California’s Proposition 32 would ban the current practice of deducting political contributions from employees’ paychecks without their express permission, referred to as paycheck protection. This is sending the state’s largest teachers union, the Califoria Teachers Association, into a tizzy according to Larry Sand, a retired teacher and president of the California Teachers Empowerment Network. He explains in the October issue of City Journal:

[P]ayroll deductions are the unions’ bread and butter. Every public-employee union in the state deducts money from members’ paychecks alongside the withholding for federal and state income taxes. Right now, the only way an employee can recoup the political portion of these dues is to “resign” from the union and ask for a rebate—an onerous process. Prop. 32 would turn the tables on union political fundraising, and so the unions have invested heavily in defeating it.

So far, Prop. 32 opponents have outraised supporters by roughly five-to-one. As of September 24, the Prop. 32 campaign had raised about $9 million, while the opposition collected $41.3 million. Nearly $17 million of that total came directly from the CTA.
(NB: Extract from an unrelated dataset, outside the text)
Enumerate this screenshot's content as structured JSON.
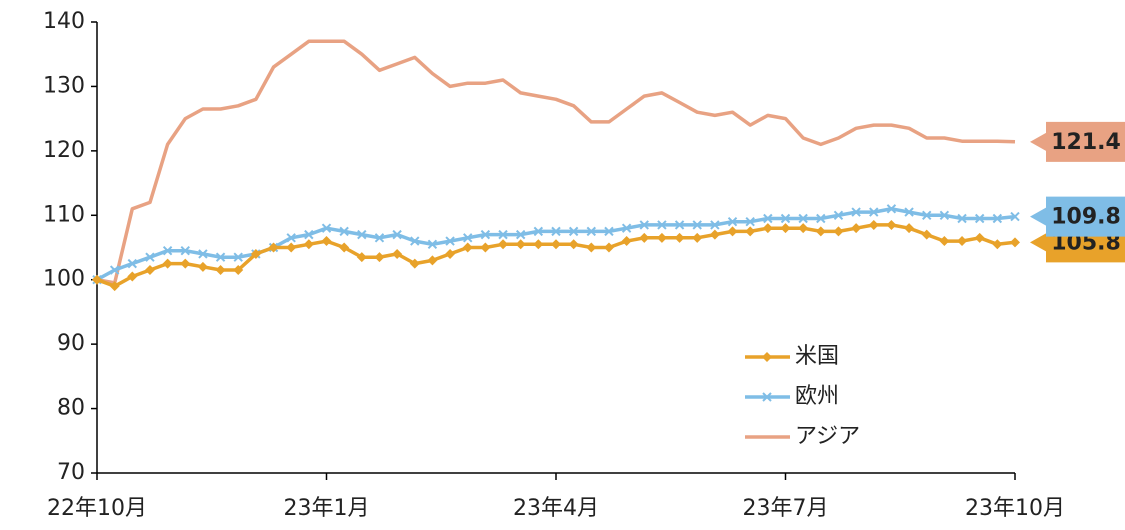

Previous attempts to pass versions of paycheck protection in California in 1998 and 2005 were defeated by virtually identical—and slim—margins, 53 percent to 47 percent. Sand explains:

How do teachers’ unions justify automatic deductions? Bob Chanin, then-general counsel of the National Education Association, explained it in 1978: “It is well-recognized that if you take away the mechanism of payroll deduction you won’t collect a penny from these people [teachers], and it has nothing to do with voluntary or involuntary. I think it has a lot to do with the nature of the beast, and the beasts who are our teachers. . . [They] simply don’t come up with the money regardless of the purpose.” What Chanin seemed to be saying is that teachers are too greedy, lazy, or unenlightened to know what’s good for them, so the union leadership should take members’ money and spend it as they see fit. …

How is a system fair in which union members’ dues flow, without their consent, to candidates and campaigns whose views they and other taxpayers may not share? And why should a worker have to take the initiative to avoid contributing to political causes deemed worthy by his union bosses? “To compel a man to furnish contributions of money for the propagation of opinions which he disbelieves,” Thomas Jefferson once declared, “is sinful and tyrannical.” Public-employee unions are the living embodiment of this practice.